1 pack playing cards (so Daniel can teach me poker during labour)

1 portable DVD-player

Bag containing 5 hardback books, 8 magazines, 2 dozen DVDs

1 laptop (for e-mailing during labour)

1 iPod (unopened, plan being to learn how to use and load with CDs during labour)

1 bag CDs to load on to iPod during labour

1 stopwatch (unopened)

1 can foie gras and crackers (Daniel's idea)

1 bottle champagne

1 bottle 1982 claret

1 corkscrew

1 box Milk Tray

8 cans Red Stripe

1 chart of World Cup matches (in cardboard tube)

1 England World Cup flag

1 bag frozen sausages

Nurse was just asking if I wanted drugs or a natural childbirth - at which bellowed, "Drugs! Drugs! Give me the drugs!"- when there was a commotion outside, followed by bloodcurdling cries and woman shouting, "You're hurting me, you're killing my baby!".

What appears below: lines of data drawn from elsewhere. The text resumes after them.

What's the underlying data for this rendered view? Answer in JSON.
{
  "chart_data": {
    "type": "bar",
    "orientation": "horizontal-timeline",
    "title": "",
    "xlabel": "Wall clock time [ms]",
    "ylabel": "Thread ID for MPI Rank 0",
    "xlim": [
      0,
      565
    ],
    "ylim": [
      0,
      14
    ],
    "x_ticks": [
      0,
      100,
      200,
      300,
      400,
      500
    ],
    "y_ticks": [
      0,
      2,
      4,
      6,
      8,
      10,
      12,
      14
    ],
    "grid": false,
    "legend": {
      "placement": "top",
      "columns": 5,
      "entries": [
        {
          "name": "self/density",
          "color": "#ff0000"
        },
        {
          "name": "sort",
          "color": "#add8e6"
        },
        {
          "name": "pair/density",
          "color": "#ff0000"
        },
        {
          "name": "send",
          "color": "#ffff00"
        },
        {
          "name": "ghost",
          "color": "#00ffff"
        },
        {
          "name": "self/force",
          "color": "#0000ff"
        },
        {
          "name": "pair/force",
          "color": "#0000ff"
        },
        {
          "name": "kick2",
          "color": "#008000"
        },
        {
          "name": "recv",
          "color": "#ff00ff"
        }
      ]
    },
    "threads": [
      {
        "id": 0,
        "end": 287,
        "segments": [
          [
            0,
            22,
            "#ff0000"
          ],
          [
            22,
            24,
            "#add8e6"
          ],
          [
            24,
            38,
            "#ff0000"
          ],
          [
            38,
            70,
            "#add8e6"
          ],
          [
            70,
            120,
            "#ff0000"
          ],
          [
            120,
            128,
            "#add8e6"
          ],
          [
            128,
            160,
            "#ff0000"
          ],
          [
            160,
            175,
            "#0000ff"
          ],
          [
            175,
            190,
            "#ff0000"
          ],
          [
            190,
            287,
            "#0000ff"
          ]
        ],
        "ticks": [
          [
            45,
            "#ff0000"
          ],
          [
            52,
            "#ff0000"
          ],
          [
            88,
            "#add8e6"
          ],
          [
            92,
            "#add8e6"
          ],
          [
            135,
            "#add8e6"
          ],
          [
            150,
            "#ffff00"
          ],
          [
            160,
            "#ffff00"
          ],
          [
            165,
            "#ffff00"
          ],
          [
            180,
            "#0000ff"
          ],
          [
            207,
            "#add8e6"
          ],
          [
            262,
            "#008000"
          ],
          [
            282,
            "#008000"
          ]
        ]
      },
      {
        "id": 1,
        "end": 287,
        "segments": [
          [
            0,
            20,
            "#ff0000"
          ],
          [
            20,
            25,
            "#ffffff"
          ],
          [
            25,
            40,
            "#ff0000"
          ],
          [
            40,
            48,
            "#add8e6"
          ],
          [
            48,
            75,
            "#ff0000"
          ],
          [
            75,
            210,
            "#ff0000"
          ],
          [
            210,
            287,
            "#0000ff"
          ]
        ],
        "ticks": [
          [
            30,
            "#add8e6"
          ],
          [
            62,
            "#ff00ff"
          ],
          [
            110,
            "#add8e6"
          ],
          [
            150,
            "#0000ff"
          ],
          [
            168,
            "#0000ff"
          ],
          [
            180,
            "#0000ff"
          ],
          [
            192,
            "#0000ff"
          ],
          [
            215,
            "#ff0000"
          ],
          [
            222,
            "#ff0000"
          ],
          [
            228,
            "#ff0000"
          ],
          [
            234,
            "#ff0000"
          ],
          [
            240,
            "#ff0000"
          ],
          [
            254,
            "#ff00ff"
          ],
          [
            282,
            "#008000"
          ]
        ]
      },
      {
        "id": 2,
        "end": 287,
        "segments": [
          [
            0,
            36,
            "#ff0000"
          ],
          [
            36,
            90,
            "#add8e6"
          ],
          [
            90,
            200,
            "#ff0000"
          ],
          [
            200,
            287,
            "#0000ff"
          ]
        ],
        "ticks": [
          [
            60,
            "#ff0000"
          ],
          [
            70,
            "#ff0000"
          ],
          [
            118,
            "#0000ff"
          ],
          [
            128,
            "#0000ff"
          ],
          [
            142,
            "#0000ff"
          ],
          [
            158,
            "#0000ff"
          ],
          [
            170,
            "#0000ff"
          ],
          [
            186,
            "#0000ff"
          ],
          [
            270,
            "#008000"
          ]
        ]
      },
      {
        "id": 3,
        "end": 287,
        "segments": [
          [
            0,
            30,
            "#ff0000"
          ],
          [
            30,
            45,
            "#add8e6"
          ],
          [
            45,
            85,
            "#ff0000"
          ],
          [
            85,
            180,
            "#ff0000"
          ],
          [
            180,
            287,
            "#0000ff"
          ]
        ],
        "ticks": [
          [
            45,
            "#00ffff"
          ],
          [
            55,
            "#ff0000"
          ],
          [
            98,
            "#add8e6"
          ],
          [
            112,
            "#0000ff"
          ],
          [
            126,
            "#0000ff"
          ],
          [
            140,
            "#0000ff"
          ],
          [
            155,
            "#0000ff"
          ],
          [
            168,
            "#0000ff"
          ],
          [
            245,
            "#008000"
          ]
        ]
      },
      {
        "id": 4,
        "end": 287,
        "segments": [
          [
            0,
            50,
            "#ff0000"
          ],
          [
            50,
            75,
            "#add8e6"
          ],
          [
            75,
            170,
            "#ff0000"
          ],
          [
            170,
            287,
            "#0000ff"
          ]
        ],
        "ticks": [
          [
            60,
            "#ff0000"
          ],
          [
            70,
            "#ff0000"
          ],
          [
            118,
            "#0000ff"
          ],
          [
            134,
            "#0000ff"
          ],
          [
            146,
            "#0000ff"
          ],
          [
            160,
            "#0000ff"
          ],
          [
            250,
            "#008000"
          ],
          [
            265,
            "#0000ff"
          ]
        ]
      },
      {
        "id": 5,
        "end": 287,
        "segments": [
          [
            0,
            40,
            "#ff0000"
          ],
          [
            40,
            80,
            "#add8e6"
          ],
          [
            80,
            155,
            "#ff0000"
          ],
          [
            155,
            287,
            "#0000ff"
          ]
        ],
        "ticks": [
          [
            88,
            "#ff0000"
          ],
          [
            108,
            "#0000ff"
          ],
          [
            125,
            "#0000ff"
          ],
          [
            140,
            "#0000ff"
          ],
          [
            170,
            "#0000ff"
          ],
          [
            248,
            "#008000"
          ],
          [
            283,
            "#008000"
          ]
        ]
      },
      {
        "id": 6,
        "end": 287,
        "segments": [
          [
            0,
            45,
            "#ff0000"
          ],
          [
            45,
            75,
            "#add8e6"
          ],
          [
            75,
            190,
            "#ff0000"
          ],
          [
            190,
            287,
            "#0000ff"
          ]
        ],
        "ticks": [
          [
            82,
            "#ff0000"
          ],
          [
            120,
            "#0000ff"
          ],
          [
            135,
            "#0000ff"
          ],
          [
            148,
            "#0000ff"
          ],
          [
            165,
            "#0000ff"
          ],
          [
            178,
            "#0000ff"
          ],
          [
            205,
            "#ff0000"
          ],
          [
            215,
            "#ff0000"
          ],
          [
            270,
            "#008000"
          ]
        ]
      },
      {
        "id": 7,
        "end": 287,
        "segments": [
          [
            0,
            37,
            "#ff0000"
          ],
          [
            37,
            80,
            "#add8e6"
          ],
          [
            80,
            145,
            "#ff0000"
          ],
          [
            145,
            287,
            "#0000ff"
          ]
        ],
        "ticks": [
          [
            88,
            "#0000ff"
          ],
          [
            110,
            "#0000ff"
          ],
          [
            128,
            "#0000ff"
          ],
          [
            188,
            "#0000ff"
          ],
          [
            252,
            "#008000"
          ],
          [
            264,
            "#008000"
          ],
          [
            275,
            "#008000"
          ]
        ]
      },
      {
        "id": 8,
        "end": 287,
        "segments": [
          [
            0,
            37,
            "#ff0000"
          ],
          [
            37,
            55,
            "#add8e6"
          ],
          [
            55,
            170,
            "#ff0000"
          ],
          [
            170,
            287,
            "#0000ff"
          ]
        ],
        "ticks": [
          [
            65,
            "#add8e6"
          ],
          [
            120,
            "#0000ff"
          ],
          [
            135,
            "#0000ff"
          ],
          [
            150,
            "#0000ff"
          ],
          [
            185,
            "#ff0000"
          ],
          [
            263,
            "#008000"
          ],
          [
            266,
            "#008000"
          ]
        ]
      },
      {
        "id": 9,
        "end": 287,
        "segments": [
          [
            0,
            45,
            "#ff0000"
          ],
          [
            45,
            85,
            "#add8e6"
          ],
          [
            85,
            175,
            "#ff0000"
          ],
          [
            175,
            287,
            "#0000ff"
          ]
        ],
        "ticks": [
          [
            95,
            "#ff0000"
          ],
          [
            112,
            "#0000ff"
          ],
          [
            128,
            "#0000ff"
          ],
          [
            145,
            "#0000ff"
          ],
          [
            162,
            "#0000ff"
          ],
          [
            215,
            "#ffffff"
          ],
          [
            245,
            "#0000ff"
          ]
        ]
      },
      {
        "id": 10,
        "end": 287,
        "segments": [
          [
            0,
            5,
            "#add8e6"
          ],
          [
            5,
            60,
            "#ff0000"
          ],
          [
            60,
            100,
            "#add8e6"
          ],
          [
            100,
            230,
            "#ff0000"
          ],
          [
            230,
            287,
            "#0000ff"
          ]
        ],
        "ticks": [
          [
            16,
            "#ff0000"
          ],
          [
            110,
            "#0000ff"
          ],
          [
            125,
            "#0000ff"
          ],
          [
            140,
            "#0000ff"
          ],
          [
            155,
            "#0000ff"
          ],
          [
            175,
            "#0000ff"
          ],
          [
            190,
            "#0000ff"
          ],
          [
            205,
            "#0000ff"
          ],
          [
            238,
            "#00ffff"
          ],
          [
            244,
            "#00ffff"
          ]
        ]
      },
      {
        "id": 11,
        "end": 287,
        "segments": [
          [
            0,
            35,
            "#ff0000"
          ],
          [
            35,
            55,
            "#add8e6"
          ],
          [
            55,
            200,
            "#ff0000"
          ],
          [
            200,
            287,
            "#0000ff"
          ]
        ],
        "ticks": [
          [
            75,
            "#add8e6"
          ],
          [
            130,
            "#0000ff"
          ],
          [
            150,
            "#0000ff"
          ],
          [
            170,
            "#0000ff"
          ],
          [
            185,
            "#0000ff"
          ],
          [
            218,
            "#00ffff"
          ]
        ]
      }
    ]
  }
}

"Nothing to worry about," purred the midwife, smilingly, then shot out of the room. Split second before door closed revealed several figures in scrubs hurtling along corridor.

"How charmingly reassuring," murmured Daniel. Then suddenly, tears welled up in his eyes. "Oh, Jones," he said, grasping my hand all clumsily. "I can't believe this is happening. We're having a baby. Don't die in childbirth or anything, will you?"

When the midwife eventually returned, unreassuring explanation for furore was that mentally disturbed patient had broken in from another bit of hospital. "Now!" she said, brightly, "This drug, some patients call the Margarita. On a scale of 1-10, what would you say your pain was?"

"Nine and a half?" I said, hopefully.

Mmmmmmmmmmmmmmm. At last am going to have calm and poised birth experience have dreamed of.